Whilst my children were at primary school, I was involved with the school board and acted as chair over the period of an acting headship and then the appointment of two successive head teachers. I had a very good working relationship with the first of these who made a big effort to keep me and the board informed of everything that was going on in the school, including involvement in staff appointments. The end of her tenure unfortunately coincided with an enormous increase in the volume of my own work and a concomitant decrease in the amount of time I was able to put into the board. With the new head, the relationship was friendly but different and I discovered that I wasn’t learning of major happenings until board meetings, if then, and was often finding things out well after they had happened and the playground gossip was in full swing. This left me, on occasions, playing catch up.

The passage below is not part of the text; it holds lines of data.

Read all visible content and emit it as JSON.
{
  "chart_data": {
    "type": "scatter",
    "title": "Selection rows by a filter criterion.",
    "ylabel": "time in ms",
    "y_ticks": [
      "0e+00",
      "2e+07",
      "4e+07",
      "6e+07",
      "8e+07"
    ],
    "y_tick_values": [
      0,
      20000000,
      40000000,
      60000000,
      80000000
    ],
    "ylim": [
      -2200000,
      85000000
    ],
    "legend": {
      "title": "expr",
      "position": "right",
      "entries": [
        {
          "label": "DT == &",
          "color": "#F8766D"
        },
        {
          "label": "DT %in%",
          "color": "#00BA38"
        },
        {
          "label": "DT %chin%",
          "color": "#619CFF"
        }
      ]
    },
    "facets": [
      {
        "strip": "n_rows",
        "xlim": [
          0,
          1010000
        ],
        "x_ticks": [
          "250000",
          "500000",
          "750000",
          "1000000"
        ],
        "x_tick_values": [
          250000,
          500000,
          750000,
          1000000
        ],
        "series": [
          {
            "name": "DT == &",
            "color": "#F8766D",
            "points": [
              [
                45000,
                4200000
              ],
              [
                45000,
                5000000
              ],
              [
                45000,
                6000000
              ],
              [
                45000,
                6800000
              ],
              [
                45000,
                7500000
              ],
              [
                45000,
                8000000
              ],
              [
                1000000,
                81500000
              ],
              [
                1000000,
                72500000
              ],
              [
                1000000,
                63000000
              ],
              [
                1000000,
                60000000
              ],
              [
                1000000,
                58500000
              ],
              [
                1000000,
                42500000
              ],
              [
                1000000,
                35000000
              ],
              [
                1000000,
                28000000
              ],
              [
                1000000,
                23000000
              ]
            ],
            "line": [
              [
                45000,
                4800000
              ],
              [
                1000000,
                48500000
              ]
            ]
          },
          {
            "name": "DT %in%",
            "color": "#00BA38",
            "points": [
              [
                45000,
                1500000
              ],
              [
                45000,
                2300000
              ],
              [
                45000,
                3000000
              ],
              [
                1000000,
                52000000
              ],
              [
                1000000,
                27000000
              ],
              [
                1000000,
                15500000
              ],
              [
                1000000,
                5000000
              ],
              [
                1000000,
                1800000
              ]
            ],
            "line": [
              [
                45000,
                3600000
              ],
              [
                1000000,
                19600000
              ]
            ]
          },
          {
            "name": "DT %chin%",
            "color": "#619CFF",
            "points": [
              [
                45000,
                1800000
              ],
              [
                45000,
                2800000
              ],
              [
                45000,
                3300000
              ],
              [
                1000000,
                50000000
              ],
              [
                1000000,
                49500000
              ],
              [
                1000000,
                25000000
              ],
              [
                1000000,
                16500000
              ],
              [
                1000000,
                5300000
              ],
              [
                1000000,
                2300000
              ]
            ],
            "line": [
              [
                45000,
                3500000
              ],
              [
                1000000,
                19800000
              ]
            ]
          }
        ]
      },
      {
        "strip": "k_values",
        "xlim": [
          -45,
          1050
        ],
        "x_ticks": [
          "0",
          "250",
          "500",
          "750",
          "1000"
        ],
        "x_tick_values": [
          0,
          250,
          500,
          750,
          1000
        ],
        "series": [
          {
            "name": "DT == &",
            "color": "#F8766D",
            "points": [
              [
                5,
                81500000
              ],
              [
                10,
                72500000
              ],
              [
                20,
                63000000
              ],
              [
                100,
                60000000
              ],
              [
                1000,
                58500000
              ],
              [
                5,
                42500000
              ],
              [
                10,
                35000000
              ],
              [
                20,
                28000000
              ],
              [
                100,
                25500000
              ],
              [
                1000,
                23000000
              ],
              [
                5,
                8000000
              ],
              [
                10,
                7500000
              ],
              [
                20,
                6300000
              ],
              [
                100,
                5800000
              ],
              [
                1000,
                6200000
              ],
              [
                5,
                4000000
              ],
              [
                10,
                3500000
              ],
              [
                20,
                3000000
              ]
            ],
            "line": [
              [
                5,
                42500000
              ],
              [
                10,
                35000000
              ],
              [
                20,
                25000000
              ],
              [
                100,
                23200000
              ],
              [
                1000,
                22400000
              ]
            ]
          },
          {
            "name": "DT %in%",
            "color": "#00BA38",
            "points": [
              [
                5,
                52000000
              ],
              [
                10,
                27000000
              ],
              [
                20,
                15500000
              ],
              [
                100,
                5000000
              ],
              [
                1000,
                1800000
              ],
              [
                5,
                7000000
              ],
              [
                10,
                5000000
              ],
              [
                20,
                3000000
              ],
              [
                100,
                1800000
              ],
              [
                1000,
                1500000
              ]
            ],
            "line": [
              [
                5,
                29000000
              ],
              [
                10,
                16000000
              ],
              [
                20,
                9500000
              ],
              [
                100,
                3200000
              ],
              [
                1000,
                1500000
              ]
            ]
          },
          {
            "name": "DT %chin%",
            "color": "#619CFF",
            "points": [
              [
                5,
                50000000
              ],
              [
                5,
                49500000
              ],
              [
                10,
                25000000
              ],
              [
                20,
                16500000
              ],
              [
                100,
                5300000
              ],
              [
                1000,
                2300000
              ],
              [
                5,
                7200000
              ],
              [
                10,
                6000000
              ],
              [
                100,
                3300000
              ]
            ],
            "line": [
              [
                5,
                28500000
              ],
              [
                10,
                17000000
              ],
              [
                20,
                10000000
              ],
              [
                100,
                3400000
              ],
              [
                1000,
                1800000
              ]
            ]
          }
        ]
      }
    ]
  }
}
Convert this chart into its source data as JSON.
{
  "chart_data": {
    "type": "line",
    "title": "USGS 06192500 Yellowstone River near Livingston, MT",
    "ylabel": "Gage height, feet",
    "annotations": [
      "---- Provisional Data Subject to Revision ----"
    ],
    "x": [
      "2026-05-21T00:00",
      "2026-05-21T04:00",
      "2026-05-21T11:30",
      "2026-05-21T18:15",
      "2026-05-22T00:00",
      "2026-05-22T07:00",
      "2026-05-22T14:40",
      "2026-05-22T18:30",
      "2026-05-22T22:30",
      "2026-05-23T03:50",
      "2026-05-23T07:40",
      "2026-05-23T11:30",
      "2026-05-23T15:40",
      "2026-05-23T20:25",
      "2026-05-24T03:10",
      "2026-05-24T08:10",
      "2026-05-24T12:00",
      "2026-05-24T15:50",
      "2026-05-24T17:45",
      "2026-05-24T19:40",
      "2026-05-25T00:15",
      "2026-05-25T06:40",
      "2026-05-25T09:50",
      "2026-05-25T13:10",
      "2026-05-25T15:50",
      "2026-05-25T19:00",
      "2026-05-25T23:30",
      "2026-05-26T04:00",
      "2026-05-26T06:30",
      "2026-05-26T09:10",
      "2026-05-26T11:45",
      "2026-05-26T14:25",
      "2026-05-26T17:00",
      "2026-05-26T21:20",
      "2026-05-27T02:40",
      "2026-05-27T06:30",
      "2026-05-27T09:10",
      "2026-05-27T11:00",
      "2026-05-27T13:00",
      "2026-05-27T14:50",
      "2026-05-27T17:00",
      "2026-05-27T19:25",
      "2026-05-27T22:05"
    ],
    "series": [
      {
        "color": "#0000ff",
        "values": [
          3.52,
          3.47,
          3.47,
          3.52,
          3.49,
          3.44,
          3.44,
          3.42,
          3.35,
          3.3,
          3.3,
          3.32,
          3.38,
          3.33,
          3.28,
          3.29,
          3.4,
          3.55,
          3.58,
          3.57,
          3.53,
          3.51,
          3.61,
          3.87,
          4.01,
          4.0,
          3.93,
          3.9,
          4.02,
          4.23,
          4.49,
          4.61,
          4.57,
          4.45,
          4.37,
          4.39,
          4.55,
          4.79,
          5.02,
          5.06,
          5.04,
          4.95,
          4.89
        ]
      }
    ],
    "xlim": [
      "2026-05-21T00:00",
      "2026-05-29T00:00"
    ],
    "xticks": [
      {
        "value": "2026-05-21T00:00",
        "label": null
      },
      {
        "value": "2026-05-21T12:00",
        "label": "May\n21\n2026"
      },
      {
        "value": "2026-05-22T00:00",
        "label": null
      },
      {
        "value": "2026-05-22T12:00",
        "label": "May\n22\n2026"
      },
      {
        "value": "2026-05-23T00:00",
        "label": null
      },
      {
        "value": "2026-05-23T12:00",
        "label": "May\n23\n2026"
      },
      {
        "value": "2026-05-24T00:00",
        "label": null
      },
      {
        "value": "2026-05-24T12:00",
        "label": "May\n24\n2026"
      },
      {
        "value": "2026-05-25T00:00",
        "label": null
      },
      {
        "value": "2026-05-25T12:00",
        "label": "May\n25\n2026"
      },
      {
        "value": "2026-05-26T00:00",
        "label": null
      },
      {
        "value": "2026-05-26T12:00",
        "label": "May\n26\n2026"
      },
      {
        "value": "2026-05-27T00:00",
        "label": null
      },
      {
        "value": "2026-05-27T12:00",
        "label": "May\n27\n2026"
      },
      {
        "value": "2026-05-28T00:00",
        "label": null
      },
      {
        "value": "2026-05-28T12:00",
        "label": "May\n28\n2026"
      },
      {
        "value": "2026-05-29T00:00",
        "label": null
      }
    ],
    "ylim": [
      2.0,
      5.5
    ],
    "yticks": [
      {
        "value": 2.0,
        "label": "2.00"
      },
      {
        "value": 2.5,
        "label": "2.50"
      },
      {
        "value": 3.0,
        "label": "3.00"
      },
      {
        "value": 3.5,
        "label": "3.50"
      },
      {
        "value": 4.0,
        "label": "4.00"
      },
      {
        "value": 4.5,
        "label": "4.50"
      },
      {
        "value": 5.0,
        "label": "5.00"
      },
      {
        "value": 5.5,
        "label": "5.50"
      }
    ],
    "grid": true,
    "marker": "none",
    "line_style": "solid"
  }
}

I passed over the chair of the board as soon as I could to someone who was able to develop a much better dialogue with the head than I.
My point is not a real criticism in either case, as different people have different ways of working and personalities are all important. It is more that schools in general don’t really see the need to tell parents about what they (the school) perceive as the minutiae of what’s going on. Unfortunately, rumours spread like wildfire and the public perception of a school and how it’s faring is very important to the standing of that school in the community. And to whether or not parents will send their children there. I have had more conversations than I care to remember along the lines of “How are your children doing at XXX school?” Spoken sotto voce with a commiserating tone. “I hear it’s not as good as XXXX”. I had one such conversation just after Christmas with a lady who has no intention of letting her children suffer Ross High. Ross High does not have a great reputation in the wider community, however much on the up the results might be. Pencaitland parents start moving to North Berwick at about P6. Parents whose children have attended RH, on the other hand, speak of it in glowing terms – but I’m sure you all know that already!
Keeping the parents well informed about everything and scotching the rumour mill are hugely important in building a good relationship with the community. Head Teacher departure/appointments are too significant to be left to a casual mention in the next newsletter. Schools talk a great deal about partnerships with parents but it has always seemed to me, from the moment that my children first entered the education system, that schools only want this partnership on their own terms. Maybe they’re too busy educating our children to tell us about everything but, now that communication is becoming so fast and easy, that’s not really acceptable. We do get texts about meetings and letters, phone calls about missed homework. But try getting information about something off the mainstream. Phew!
I got put right in my place in our first couple of weeks. I had phoned up, very innocently, to find something out (can’t remember what) and the response from the desk was “What! Am I supposed to know everything now!” “Well, yes…”
So please, tell us everything and you might get something positive back. ANd GET THAT WEBSITE UP TO DATE!